I didn’t think anything of it. I leaned over to look at the Cave of Hell, a slanted slit in the rock that made the shadowy waters on the other side look like molten silver. By the time we got up to leave, the rocky, wind-battered plateau was backlit by a static orange-peel sky that gave me the impression of walking on the moon. I told Ludo as much.

“I suppose so,” he said in his usual humorless manner.

I turned back to look at the sea again. Below us, the Mediterranean, with its morbid, languorous temperament, looked vast, infinite, intimidating.



We drove back down the coast. We stopped at the Cala de la Fosca because Ludo wanted to look at the famous castle that sits on the edge of the beach’s brass-colored cliffs. I walked along the shore barefoot. Ludo pushed his way up the cliff to the castle. He stopped at this or that rock to wave forcefully in my direction and yell that I was missing out or to chastise me for not exerting sufficient physical effort, for neglecting to capitalize on the complicity and happiness that our drive up and down the coast promised to offer. I yelled back to Ludo that only goats are meant to hike up such a steep cliff and that, besides, my feet had gone numb from wading in the cold winter water.

“It’s not that steep,” he yelled.

I ignored him. He looked smaller the farther up the cliff he hiked.

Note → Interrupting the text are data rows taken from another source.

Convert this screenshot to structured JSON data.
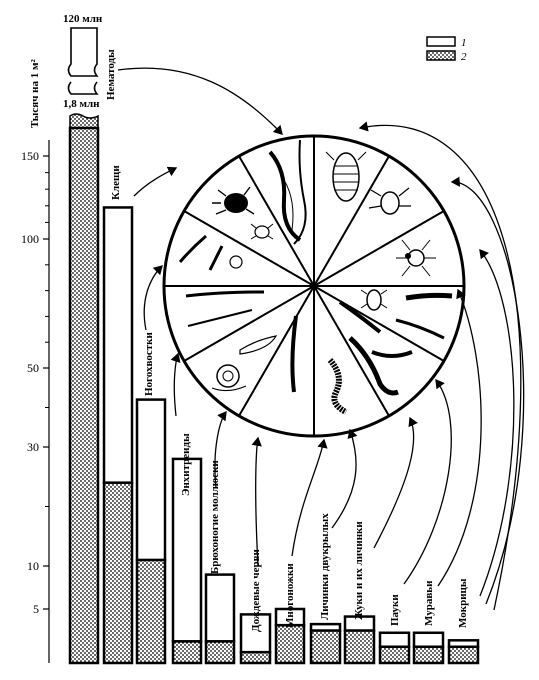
{
  "chart_data": {
    "type": "bar",
    "ylabel": "Тысяч на 1 м²",
    "yticks": [
      5,
      10,
      30,
      50,
      100,
      150
    ],
    "ylim": [
      0,
      170
    ],
    "break_labels": {
      "top": "120 млн",
      "bottom": "1,8 млн",
      "name": "Нематоды"
    },
    "legend": [
      {
        "key": "1",
        "fill": "white"
      },
      {
        "key": "2",
        "fill": "stipple"
      }
    ],
    "categories": [
      "Нематоды",
      "Клещи",
      "Ногохвостки",
      "Энхитреиды",
      "Брюхоногие моллюски",
      "Дождевые черви",
      "Многоножки",
      "Личинки двукрылых",
      "Жуки и их личинки",
      "Пауки",
      "Муравьи",
      "Мокрицы"
    ],
    "series": [
      {
        "key": "1",
        "values": [
          0,
          95,
          31,
          26,
          7,
          3.5,
          1.5,
          0.6,
          1.3,
          1.3,
          1.3,
          0.6
        ]
      },
      {
        "key": "2",
        "values": [
          168,
          24,
          11,
          2,
          2,
          1,
          3.5,
          3,
          3,
          1.5,
          1.5,
          1.5
        ]
      }
    ],
    "totals": [
      168,
      119,
      42,
      28,
      9,
      4.5,
      5,
      3.6,
      4.3,
      2.8,
      2.8,
      2.1
    ],
    "legend_colors": {
      "ink": "#000000",
      "paper": "#ffffff"
    },
    "pictogram_icons": [
      "oribatid-mite-icon",
      "tick-icon",
      "woodlouse-icon",
      "nematode-icon",
      "springtail-icon",
      "gamasid-mite-icon",
      "spider-icon",
      "beetle-icon",
      "beetle-larva-icon",
      "fly-larva-icon",
      "earthworm-icon",
      "millipede-icon",
      "centipede-icon",
      "snail-icon",
      "slug-icon",
      "enchytraeid-worm-icon"
    ]
  }
}
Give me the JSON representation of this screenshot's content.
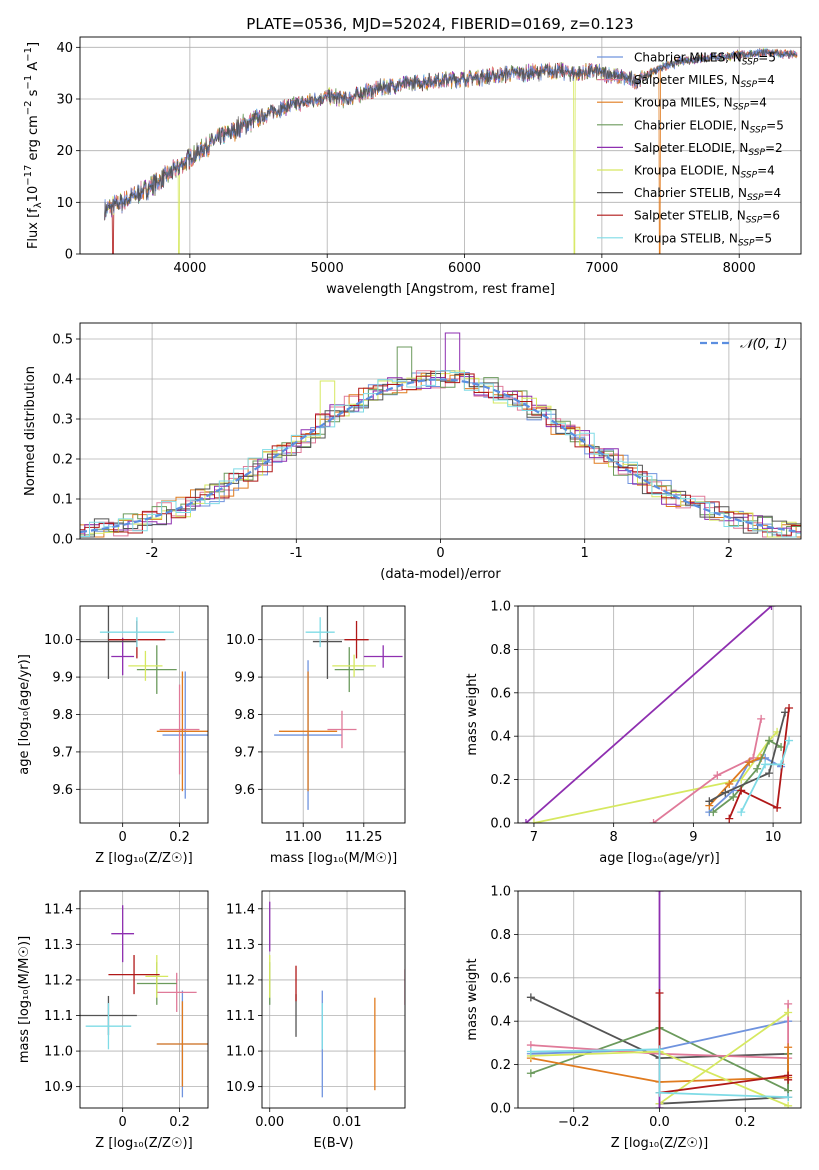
{
  "figure": {
    "title": "PLATE=0536, MJD=52024, FIBERID=0169, z=0.123"
  },
  "colors": {
    "chabrier_miles": "#6f93de",
    "salpeter_miles": "#e07a99",
    "kroupa_miles": "#e07b1f",
    "chabrier_elodie": "#6b9a5c",
    "salpeter_elodie": "#8e2fb0",
    "kroupa_elodie": "#d6e860",
    "chabrier_stelib": "#545454",
    "salpeter_stelib": "#b01818",
    "kroupa_stelib": "#7fdbe6",
    "normal_curve": "#5b8ee0"
  },
  "legend": [
    {
      "label": "Chabrier MILES, N",
      "sub": "SSP",
      "suffix": "=5",
      "color": "chabrier_miles"
    },
    {
      "label": "Salpeter MILES, N",
      "sub": "SSP",
      "suffix": "=4",
      "color": "salpeter_miles"
    },
    {
      "label": "Kroupa MILES, N",
      "sub": "SSP",
      "suffix": "=4",
      "color": "kroupa_miles"
    },
    {
      "label": "Chabrier ELODIE, N",
      "sub": "SSP",
      "suffix": "=5",
      "color": "chabrier_elodie"
    },
    {
      "label": "Salpeter ELODIE, N",
      "sub": "SSP",
      "suffix": "=2",
      "color": "salpeter_elodie"
    },
    {
      "label": "Kroupa ELODIE, N",
      "sub": "SSP",
      "suffix": "=4",
      "color": "kroupa_elodie"
    },
    {
      "label": "Chabrier STELIB, N",
      "sub": "SSP",
      "suffix": "=4",
      "color": "chabrier_stelib"
    },
    {
      "label": "Salpeter STELIB, N",
      "sub": "SSP",
      "suffix": "=6",
      "color": "salpeter_stelib"
    },
    {
      "label": "Kroupa STELIB, N",
      "sub": "SSP",
      "suffix": "=5",
      "color": "kroupa_stelib"
    }
  ],
  "chart_data": [
    {
      "id": "spectrum",
      "type": "line",
      "xlabel": "wavelength [Angstrom, rest frame]",
      "ylabel": "Flux [f",
      "ylabel_parts": [
        "Flux [f",
        "λ",
        "10",
        "−17",
        " erg cm",
        "−2",
        " s",
        "−1",
        " A",
        "−1",
        "]"
      ],
      "xlim": [
        3200,
        8450
      ],
      "ylim": [
        0,
        42
      ],
      "xticks": [
        4000,
        5000,
        6000,
        7000,
        8000
      ],
      "yticks": [
        0,
        10,
        20,
        30,
        40
      ],
      "continuum": {
        "x": [
          3380,
          3500,
          3650,
          3800,
          3950,
          4100,
          4250,
          4400,
          4550,
          4700,
          4850,
          5000,
          5150,
          5300,
          5450,
          5600,
          5750,
          5900,
          6050,
          6200,
          6350,
          6500,
          6650,
          6800,
          6950,
          7100,
          7250,
          7420,
          7600,
          7800,
          8000,
          8200,
          8420
        ],
        "y": [
          8.5,
          10,
          12,
          14.5,
          17.5,
          20.5,
          23,
          25,
          27,
          28.5,
          29.5,
          30.5,
          30,
          31.5,
          32.5,
          33,
          33.5,
          33.8,
          34,
          34.5,
          35,
          35,
          35.5,
          35,
          35.3,
          34.5,
          33.5,
          36,
          37.5,
          38,
          38.5,
          39,
          38.5
        ]
      },
      "drops": [
        {
          "series": "salpeter_stelib",
          "x": 3440
        },
        {
          "series": "kroupa_elodie",
          "x": 3920
        },
        {
          "series": "kroupa_elodie",
          "x": 6800
        },
        {
          "series": "kroupa_miles",
          "x": 7420
        }
      ]
    },
    {
      "id": "residuals",
      "type": "step",
      "xlabel": "(data-model)/error",
      "ylabel": "Normed distribution",
      "xlim": [
        -2.5,
        2.5
      ],
      "ylim": [
        0,
        0.54
      ],
      "xticks": [
        -2,
        -1,
        0,
        1,
        2
      ],
      "yticks": [
        0.0,
        0.1,
        0.2,
        0.3,
        0.4,
        0.5
      ],
      "legend_label": "𝒩(0, 1)",
      "bin_width": 0.1,
      "peak_outliers": [
        {
          "series": "salpeter_elodie",
          "x": 0.05,
          "y": 0.515
        },
        {
          "series": "chabrier_elodie",
          "x": -0.25,
          "y": 0.48
        },
        {
          "series": "kroupa_elodie",
          "x": -0.75,
          "y": 0.395
        }
      ]
    },
    {
      "id": "age_vs_Z",
      "type": "errorbar",
      "xlabel": "Z [log",
      "xlabel_text": "Z [log₁₀(Z/Z☉)]",
      "ylabel_text": "age  [log₁₀(age/yr)]",
      "xlim": [
        -0.15,
        0.3
      ],
      "ylim": [
        9.51,
        10.09
      ],
      "xticks": [
        0.0,
        0.2
      ],
      "yticks": [
        9.6,
        9.7,
        9.8,
        9.9,
        10.0
      ],
      "points": [
        {
          "series": "chabrier_miles",
          "x": 0.22,
          "xerr": 0.08,
          "y": 9.745,
          "yerr": 0.17
        },
        {
          "series": "salpeter_miles",
          "x": 0.2,
          "xerr": 0.07,
          "y": 9.76,
          "yerr": 0.12
        },
        {
          "series": "kroupa_miles",
          "x": 0.21,
          "xerr": 0.09,
          "y": 9.755,
          "yerr": 0.16
        },
        {
          "series": "chabrier_elodie",
          "x": 0.12,
          "xerr": 0.07,
          "y": 9.92,
          "yerr": 0.065
        },
        {
          "series": "salpeter_elodie",
          "x": 0.0,
          "xerr": 0.04,
          "y": 9.955,
          "yerr": 0.05
        },
        {
          "series": "kroupa_elodie",
          "x": 0.08,
          "xerr": 0.06,
          "y": 9.93,
          "yerr": 0.04
        },
        {
          "series": "chabrier_stelib",
          "x": -0.05,
          "xerr": 0.1,
          "y": 9.995,
          "yerr": 0.1
        },
        {
          "series": "salpeter_stelib",
          "x": 0.05,
          "xerr": 0.1,
          "y": 10.0,
          "yerr": 0.05
        },
        {
          "series": "kroupa_stelib",
          "x": 0.05,
          "xerr": 0.13,
          "y": 10.02,
          "yerr": 0.04
        }
      ]
    },
    {
      "id": "age_vs_mass",
      "type": "errorbar",
      "xlabel_text": "mass [log₁₀(M/M☉)]",
      "xlim": [
        10.83,
        11.42
      ],
      "ylim": [
        9.51,
        10.09
      ],
      "xticks": [
        11.0,
        11.25
      ],
      "xtick_labels": [
        "11.00",
        "11.25"
      ],
      "yticks": [
        9.6,
        9.7,
        9.8,
        9.9,
        10.0
      ],
      "points": [
        {
          "series": "chabrier_miles",
          "x": 11.02,
          "xerr": 0.14,
          "y": 9.745,
          "yerr": 0.2
        },
        {
          "series": "salpeter_miles",
          "x": 11.16,
          "xerr": 0.06,
          "y": 9.76,
          "yerr": 0.05
        },
        {
          "series": "kroupa_miles",
          "x": 11.02,
          "xerr": 0.12,
          "y": 9.755,
          "yerr": 0.16
        },
        {
          "series": "chabrier_elodie",
          "x": 11.19,
          "xerr": 0.06,
          "y": 9.92,
          "yerr": 0.06
        },
        {
          "series": "salpeter_elodie",
          "x": 11.33,
          "xerr": 0.08,
          "y": 9.955,
          "yerr": 0.03
        },
        {
          "series": "kroupa_elodie",
          "x": 11.21,
          "xerr": 0.09,
          "y": 9.93,
          "yerr": 0.03
        },
        {
          "series": "chabrier_stelib",
          "x": 11.1,
          "xerr": 0.06,
          "y": 9.995,
          "yerr": 0.1
        },
        {
          "series": "salpeter_stelib",
          "x": 11.22,
          "xerr": 0.05,
          "y": 10.0,
          "yerr": 0.05
        },
        {
          "series": "kroupa_stelib",
          "x": 11.07,
          "xerr": 0.06,
          "y": 10.02,
          "yerr": 0.04
        }
      ]
    },
    {
      "id": "mass_weight_vs_age",
      "type": "line",
      "xlabel_text": "age  [log₁₀(age/yr)]",
      "ylabel": "mass weight",
      "xlim": [
        6.8,
        10.35
      ],
      "ylim": [
        0.0,
        1.0
      ],
      "xticks": [
        7,
        8,
        9,
        10
      ],
      "yticks": [
        0.0,
        0.2,
        0.4,
        0.6,
        0.8,
        1.0
      ],
      "series": [
        {
          "name": "salpeter_elodie",
          "x": [
            6.9,
            9.98
          ],
          "y": [
            0.0,
            1.0
          ]
        },
        {
          "name": "kroupa_elodie",
          "x": [
            7.0,
            9.6,
            9.95,
            10.05
          ],
          "y": [
            0.0,
            0.2,
            0.38,
            0.42
          ]
        },
        {
          "name": "salpeter_miles",
          "x": [
            8.5,
            9.3,
            9.75,
            9.85
          ],
          "y": [
            0.0,
            0.22,
            0.3,
            0.48
          ]
        },
        {
          "name": "chabrier_miles",
          "x": [
            9.2,
            9.5,
            9.7,
            9.9,
            10.1
          ],
          "y": [
            0.05,
            0.15,
            0.28,
            0.3,
            0.26
          ]
        },
        {
          "name": "kroupa_miles",
          "x": [
            9.2,
            9.45,
            9.7,
            9.85
          ],
          "y": [
            0.08,
            0.18,
            0.28,
            0.3
          ]
        },
        {
          "name": "chabrier_elodie",
          "x": [
            9.25,
            9.5,
            9.8,
            9.95,
            10.1
          ],
          "y": [
            0.05,
            0.12,
            0.25,
            0.38,
            0.35
          ]
        },
        {
          "name": "chabrier_stelib",
          "x": [
            9.2,
            9.4,
            9.95,
            10.15
          ],
          "y": [
            0.1,
            0.14,
            0.23,
            0.51
          ]
        },
        {
          "name": "salpeter_stelib",
          "x": [
            9.45,
            9.6,
            10.05,
            10.2
          ],
          "y": [
            0.02,
            0.15,
            0.07,
            0.53
          ]
        },
        {
          "name": "kroupa_stelib",
          "x": [
            9.6,
            9.9,
            10.1,
            10.2
          ],
          "y": [
            0.05,
            0.27,
            0.27,
            0.38
          ]
        }
      ]
    },
    {
      "id": "mass_vs_Z",
      "type": "errorbar",
      "xlabel_text": "Z [log₁₀(Z/Z☉)]",
      "ylabel_text": "mass [log₁₀(M/M☉)]",
      "xlim": [
        -0.15,
        0.3
      ],
      "ylim": [
        10.84,
        11.45
      ],
      "xticks": [
        0.0,
        0.2
      ],
      "yticks": [
        10.9,
        11.0,
        11.1,
        11.2,
        11.3,
        11.4
      ],
      "points": [
        {
          "series": "chabrier_miles",
          "x": 0.21,
          "xerr": 0.09,
          "y": 11.02,
          "yerr": 0.15
        },
        {
          "series": "salpeter_miles",
          "x": 0.19,
          "xerr": 0.07,
          "y": 11.165,
          "yerr": 0.055
        },
        {
          "series": "kroupa_miles",
          "x": 0.21,
          "xerr": 0.09,
          "y": 11.02,
          "yerr": 0.12
        },
        {
          "series": "chabrier_elodie",
          "x": 0.12,
          "xerr": 0.07,
          "y": 11.19,
          "yerr": 0.06
        },
        {
          "series": "salpeter_elodie",
          "x": 0.0,
          "xerr": 0.04,
          "y": 11.33,
          "yerr": 0.08
        },
        {
          "series": "kroupa_elodie",
          "x": 0.12,
          "xerr": 0.04,
          "y": 11.21,
          "yerr": 0.06
        },
        {
          "series": "chabrier_stelib",
          "x": -0.05,
          "xerr": 0.1,
          "y": 11.1,
          "yerr": 0.055
        },
        {
          "series": "salpeter_stelib",
          "x": 0.04,
          "xerr": 0.09,
          "y": 11.215,
          "yerr": 0.055
        },
        {
          "series": "kroupa_stelib",
          "x": -0.05,
          "xerr": 0.08,
          "y": 11.07,
          "yerr": 0.065
        }
      ]
    },
    {
      "id": "mass_vs_ebv",
      "type": "errorbar",
      "xlabel": "E(B-V)",
      "xlim": [
        -0.001,
        0.0175
      ],
      "ylim": [
        10.84,
        11.45
      ],
      "xticks": [
        0.0,
        0.01
      ],
      "xtick_labels": [
        "0.00",
        "0.01"
      ],
      "yticks": [
        10.9,
        11.0,
        11.1,
        11.2,
        11.3,
        11.4
      ],
      "points": [
        {
          "series": "chabrier_miles",
          "x": 0.0068,
          "y": 11.02,
          "yerr": 0.15
        },
        {
          "series": "salpeter_miles",
          "x": 0.0175,
          "y": 11.18,
          "yerr": 0.05
        },
        {
          "series": "kroupa_miles",
          "x": 0.0136,
          "y": 11.02,
          "yerr": 0.13
        },
        {
          "series": "chabrier_elodie",
          "x": 0.0,
          "y": 11.19,
          "yerr": 0.06
        },
        {
          "series": "salpeter_elodie",
          "x": 0.0,
          "y": 11.35,
          "yerr": 0.07
        },
        {
          "series": "kroupa_elodie",
          "x": 0.0,
          "y": 11.21,
          "yerr": 0.06
        },
        {
          "series": "chabrier_stelib",
          "x": 0.0034,
          "y": 11.1,
          "yerr": 0.06
        },
        {
          "series": "salpeter_stelib",
          "x": 0.0034,
          "y": 11.19,
          "yerr": 0.05
        },
        {
          "series": "kroupa_stelib",
          "x": 0.0068,
          "y": 11.07,
          "yerr": 0.065
        }
      ]
    },
    {
      "id": "mass_weight_vs_Z",
      "type": "line",
      "xlabel_text": "Z [log₁₀(Z/Z☉)]",
      "ylabel": "mass weight",
      "xlim": [
        -0.33,
        0.33
      ],
      "ylim": [
        0.0,
        1.0
      ],
      "xticks": [
        -0.2,
        0.0,
        0.2
      ],
      "xtick_labels": [
        "−0.2",
        "0.0",
        "0.2"
      ],
      "yticks": [
        0.0,
        0.2,
        0.4,
        0.6,
        0.8,
        1.0
      ],
      "series": [
        {
          "name": "chabrier_stelib",
          "x": [
            -0.3,
            0.0,
            0.3,
            0.3,
            0.0
          ],
          "y": [
            0.51,
            0.23,
            0.25,
            0.05,
            0.02
          ]
        },
        {
          "name": "chabrier_elodie",
          "x": [
            -0.3,
            0.0,
            0.3,
            0.3
          ],
          "y": [
            0.16,
            0.37,
            0.08,
            0.25
          ]
        },
        {
          "name": "chabrier_miles",
          "x": [
            -0.3,
            0.0,
            0.3
          ],
          "y": [
            0.25,
            0.27,
            0.4
          ]
        },
        {
          "name": "salpeter_miles",
          "x": [
            -0.3,
            0.0,
            0.3,
            0.3
          ],
          "y": [
            0.29,
            0.25,
            0.23,
            0.48
          ]
        },
        {
          "name": "kroupa_miles",
          "x": [
            -0.3,
            0.0,
            0.3,
            0.3
          ],
          "y": [
            0.23,
            0.12,
            0.14,
            0.28
          ]
        },
        {
          "name": "kroupa_elodie",
          "x": [
            -0.3,
            0.0,
            0.3
          ],
          "y": [
            0.24,
            0.26,
            0.01
          ]
        },
        {
          "name": "kroupa_elodie_b",
          "x": [
            0.0,
            0.3
          ],
          "y": [
            0.02,
            0.44
          ]
        },
        {
          "name": "salpeter_elodie",
          "x": [
            0.0,
            0.0
          ],
          "y": [
            0.0,
            1.0
          ]
        },
        {
          "name": "salpeter_stelib",
          "x": [
            0.0,
            0.0,
            0.3,
            0.3
          ],
          "y": [
            0.53,
            0.07,
            0.15,
            0.13
          ]
        },
        {
          "name": "kroupa_stelib",
          "x": [
            -0.3,
            0.0,
            0.0,
            0.3
          ],
          "y": [
            0.26,
            0.27,
            0.07,
            0.05
          ]
        }
      ]
    }
  ]
}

Overhead, the sky was white, as thin as glass, about to vanish. Ludo disappeared behind a wall of pines, and I waited for my father to stir. Nothing happened. I looked for dead fish. I found one at the opposite end of the bay from the castle—a sea bass—that had been tangled up in driftwood and kelp. It had been pecked at by seagulls; it smelled like death. I crouched down and sniffed it, hoping to trigger my father’s presence, to get his blood to move the way it had on those last days of his life when I would take him to Brighton Beach and he would dig his cane into the sand and morosely move his eyes from side to side, furious at his looming death in the so-called New World but resigned to it nonetheless. I needed confirmation that he was still there. That he hadn’t turned his back on me. What would I do if I was left with no one other than Ludo, a faulty descendent of the Bembos? But nothing worked. My void remained hollow, empty. I was about to faint from the rotten smell of the dead fish when I heard Ludo’s voice. He was right behind me. I turned to look at him. He had a rabbity grin on his face. He was standing there with his arms at his waist.